I dati dei sensori di StratoSpera 2
Francesco Sacchi, a cui cediamo la parola di seguito, presenta e commenta i dati registrati dai sensori di bordo di StratoSpera 2, il pallone stratosferico che abbiamo lanciato il 14 maggio 2011.
La scheda di bordo con BeRTOS registrava diversi parametri:
- Ora UTC
- Posizione GPS
- Altitudine
- 3 Temperature: esterna, campioni biologici di Luigi Caliendo e interna
- Pressione
- Umidità
- Accelerazione sui 3 assi
- Misure dal contatore Geiger HADARP
- Parametri tecnici della scheda (tensioni varie e corrente assorbita)
I dati sono stati registrati senza problemi una volta ogni 3 secondi, e c’è un flusso continuo per tutta la durata delle missione e anche per il tempo successivo, fino a quando il payload non è stato ritrovato e spento. Il file OpenOffice Calc con dati e grafici è allegato. Ho aggiunto in testa alle colonne una stima conservativa dell’errore assoluto massimo per ogni serie di misure.
Dati dei sensori di bordo di StratoSpera 2
Altitudine
L’altitudine veniva fornita dal GPS di bordo, non ci sono particolarità significative da segnalare. Si vede che durante l’ascesa, all’inizio, la velocità di salita è prima calata per poi risalire. Il valore medio del rateo di ascesa è di 4.32 m/s, mentre noi ci aspettavamo circa 5 m/s.
Come sapete questo è il motivo per cui il pallone ha derivato troppo verso est causando il taglio per superamento della massima distanza. La massima quota registrata dal GPS è di 20.123 m, raggiunta circa 1 ora e 20 minuti dopo il lancio.
Durante la discesa, nei primi momenti, il payload ha toccato una velocità di discesa di punta di più di 80 km/h, per finire ad atterrare con un rateo di circa 7-8 m/s. Anche la velocità di discesa è stata diversa da quella prevista, nel nostro caso avevamo ipotizzato circa 4 m/s. Fortunatamente questo ha fatto sì che il pallone derivasse meno verso est rispetto al previsto.
Pressione
A differenza della prima missione di StratoSpera, stavolta avevamo inserito sulla scheda di bordo un sensore con fondoscala minimo a 0 mBar/hPa.
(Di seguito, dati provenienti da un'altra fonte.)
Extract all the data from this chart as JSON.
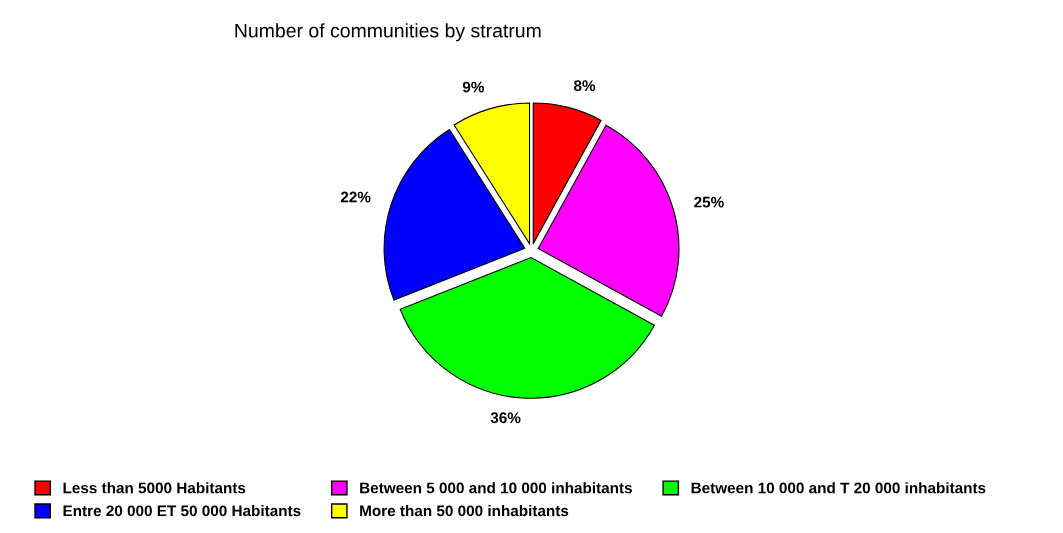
{
  "chart_data": {
    "type": "pie",
    "title": "Number of communities by stratrum",
    "categories": [
      "Less than 5000 Habitants",
      "Between 5 000 and 10 000 inhabitants",
      "Between 10 000 and T 20 000 inhabitants",
      "Entre 20 000 ET 50 000 Habitants",
      "More than 50 000 inhabitants"
    ],
    "values": [
      8,
      25,
      36,
      22,
      9
    ],
    "value_labels": [
      "8%",
      "25%",
      "36%",
      "22%",
      "9%"
    ],
    "colors": [
      "#ff0000",
      "#ff00ff",
      "#00ff00",
      "#0000ff",
      "#ffff00"
    ],
    "legend": "bottom"
  }
}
La misura di pressione, in particolare la sua variazione, veniva usata dal software di bordo per rilevare il momento del decollo e far partire tutti i timer missione e i sistemi di cutoff. Avevamo quindi prestato molta cura nella parte di circuito dedito all’acquisizione della pressione e nella scelta del sensore stesso. La scelta è poi ricaduta su un sensore prodotto da Freescale, l’MPX2100AP.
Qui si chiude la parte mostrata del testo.